Enhancing ASIC Technology Mapping via Parallel Supergate Computing
Ye Cai, Zonglin Yang, Liwei Ni, Biwei Xie, Xingquan Li
TL;DR
The paper tackles the time-intensive challenge of generating large numbers of supergates during ASIC technology mapping by introducing a parallel supergate computing framework. It leverages input-constrained patterns and a combination of recursive backtracking with multi-threaded processing to simultaneously generate and filter candidate supergates, thereby accelerating the mapping flow while preserving or improving delay QoR. Key contributions include a formalization of $k$-feasible cuts and Boolean matching in a parallel setting, a concrete pre-processing and post-processing pipeline, and complexity-aware design that demonstrates up to a 4x runtime speedup with 32 threads and about a 10.1% delay reduction in QoR on EPFL benchmarks.
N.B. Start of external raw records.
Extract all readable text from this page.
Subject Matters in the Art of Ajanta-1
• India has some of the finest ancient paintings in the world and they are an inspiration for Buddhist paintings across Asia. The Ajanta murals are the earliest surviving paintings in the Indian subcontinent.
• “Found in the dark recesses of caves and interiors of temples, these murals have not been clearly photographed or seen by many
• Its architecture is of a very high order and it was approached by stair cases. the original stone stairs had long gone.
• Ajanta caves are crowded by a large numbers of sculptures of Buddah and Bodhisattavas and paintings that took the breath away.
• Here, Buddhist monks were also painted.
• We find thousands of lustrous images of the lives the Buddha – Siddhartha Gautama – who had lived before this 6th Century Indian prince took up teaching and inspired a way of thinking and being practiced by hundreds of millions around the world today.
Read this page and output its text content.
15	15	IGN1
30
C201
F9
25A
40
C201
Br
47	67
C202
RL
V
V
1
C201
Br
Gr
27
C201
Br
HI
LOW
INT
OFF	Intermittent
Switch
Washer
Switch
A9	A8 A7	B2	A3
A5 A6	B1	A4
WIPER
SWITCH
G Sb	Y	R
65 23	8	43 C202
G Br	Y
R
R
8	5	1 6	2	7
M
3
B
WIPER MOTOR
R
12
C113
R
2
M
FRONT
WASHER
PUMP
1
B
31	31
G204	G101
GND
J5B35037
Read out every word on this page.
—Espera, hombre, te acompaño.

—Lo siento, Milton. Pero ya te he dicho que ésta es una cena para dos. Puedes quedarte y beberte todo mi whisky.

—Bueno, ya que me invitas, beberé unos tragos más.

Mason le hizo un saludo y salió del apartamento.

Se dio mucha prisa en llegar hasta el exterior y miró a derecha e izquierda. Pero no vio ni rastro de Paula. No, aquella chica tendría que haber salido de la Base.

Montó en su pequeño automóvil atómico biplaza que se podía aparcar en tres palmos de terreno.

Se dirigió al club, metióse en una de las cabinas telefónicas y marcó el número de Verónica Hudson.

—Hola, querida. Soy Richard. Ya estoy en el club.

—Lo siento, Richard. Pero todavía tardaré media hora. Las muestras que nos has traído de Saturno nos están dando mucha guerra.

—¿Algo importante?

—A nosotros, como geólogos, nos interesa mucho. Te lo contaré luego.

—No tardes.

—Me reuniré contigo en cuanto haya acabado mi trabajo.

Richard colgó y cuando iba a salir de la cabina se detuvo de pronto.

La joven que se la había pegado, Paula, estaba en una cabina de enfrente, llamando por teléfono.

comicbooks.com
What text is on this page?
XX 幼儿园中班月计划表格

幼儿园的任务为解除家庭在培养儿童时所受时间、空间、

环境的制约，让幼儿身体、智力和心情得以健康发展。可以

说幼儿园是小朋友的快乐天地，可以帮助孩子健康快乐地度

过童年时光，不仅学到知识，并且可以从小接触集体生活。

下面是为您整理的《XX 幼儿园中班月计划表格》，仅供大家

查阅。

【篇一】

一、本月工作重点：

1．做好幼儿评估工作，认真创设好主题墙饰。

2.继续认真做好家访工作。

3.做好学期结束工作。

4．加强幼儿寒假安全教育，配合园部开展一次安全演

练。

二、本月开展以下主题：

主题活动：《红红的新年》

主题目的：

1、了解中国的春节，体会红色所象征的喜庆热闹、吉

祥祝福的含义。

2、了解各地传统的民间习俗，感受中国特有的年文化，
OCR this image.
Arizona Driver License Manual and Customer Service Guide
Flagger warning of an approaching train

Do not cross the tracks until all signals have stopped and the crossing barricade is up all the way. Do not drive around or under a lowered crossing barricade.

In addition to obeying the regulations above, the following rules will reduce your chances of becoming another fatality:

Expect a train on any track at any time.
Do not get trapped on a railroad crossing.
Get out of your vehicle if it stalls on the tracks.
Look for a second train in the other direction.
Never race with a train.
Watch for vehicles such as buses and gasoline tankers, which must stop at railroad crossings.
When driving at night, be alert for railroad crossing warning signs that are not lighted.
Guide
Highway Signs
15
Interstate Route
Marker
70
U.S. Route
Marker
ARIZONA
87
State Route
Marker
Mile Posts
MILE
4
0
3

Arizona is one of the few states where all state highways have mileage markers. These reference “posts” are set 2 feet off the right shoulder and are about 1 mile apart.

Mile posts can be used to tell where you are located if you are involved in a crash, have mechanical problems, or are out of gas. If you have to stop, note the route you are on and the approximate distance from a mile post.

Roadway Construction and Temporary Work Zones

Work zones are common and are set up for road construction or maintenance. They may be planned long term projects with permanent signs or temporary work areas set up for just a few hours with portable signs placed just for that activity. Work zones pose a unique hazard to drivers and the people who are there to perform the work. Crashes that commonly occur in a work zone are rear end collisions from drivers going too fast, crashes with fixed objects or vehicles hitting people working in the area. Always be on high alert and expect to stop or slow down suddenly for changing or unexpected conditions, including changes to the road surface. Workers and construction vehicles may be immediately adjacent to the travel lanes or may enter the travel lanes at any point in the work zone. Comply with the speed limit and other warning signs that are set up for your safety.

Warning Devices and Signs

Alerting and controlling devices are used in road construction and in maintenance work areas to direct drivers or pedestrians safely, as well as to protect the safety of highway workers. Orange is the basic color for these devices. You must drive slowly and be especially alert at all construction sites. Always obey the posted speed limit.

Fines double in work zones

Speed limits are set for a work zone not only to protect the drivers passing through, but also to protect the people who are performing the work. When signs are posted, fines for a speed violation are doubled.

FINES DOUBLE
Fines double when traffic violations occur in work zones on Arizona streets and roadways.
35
The approach shows meaningful practical impact for large-scale ASIC design by reducing mapping time without sacrificing, and in some cases improving, mapping quality when using an expanded supergate library.
Abstract
With the development of large-scale integrated circuits, electronic design automation~(EDA) tools are increasingly emphasizing efficiency, with parallel algorithms becoming a trend. The optimization of delay reduction is a crucial factor for ASIC technology mapping, and supergate technology proves to be an effective method for achieving this in EDA tools flow. However, we have observed that increasing the number of generated supergates can reduce delay, but this comes at the cost of an exponential increase in computation time. In this paper, we propose a parallel supergate computing method that addresses the tradeoff between time-consuming and delay optimization. The proposed method utilizes the input-constrained supergate pattern to parallelly generate the supergate candidates, and then filter the valid supergates as the results. Experiment results show the efficiency of the proposed method, for example, it can attain the improvement of 4x speedup in computation time and 10.1 in delay reduction with 32 threads.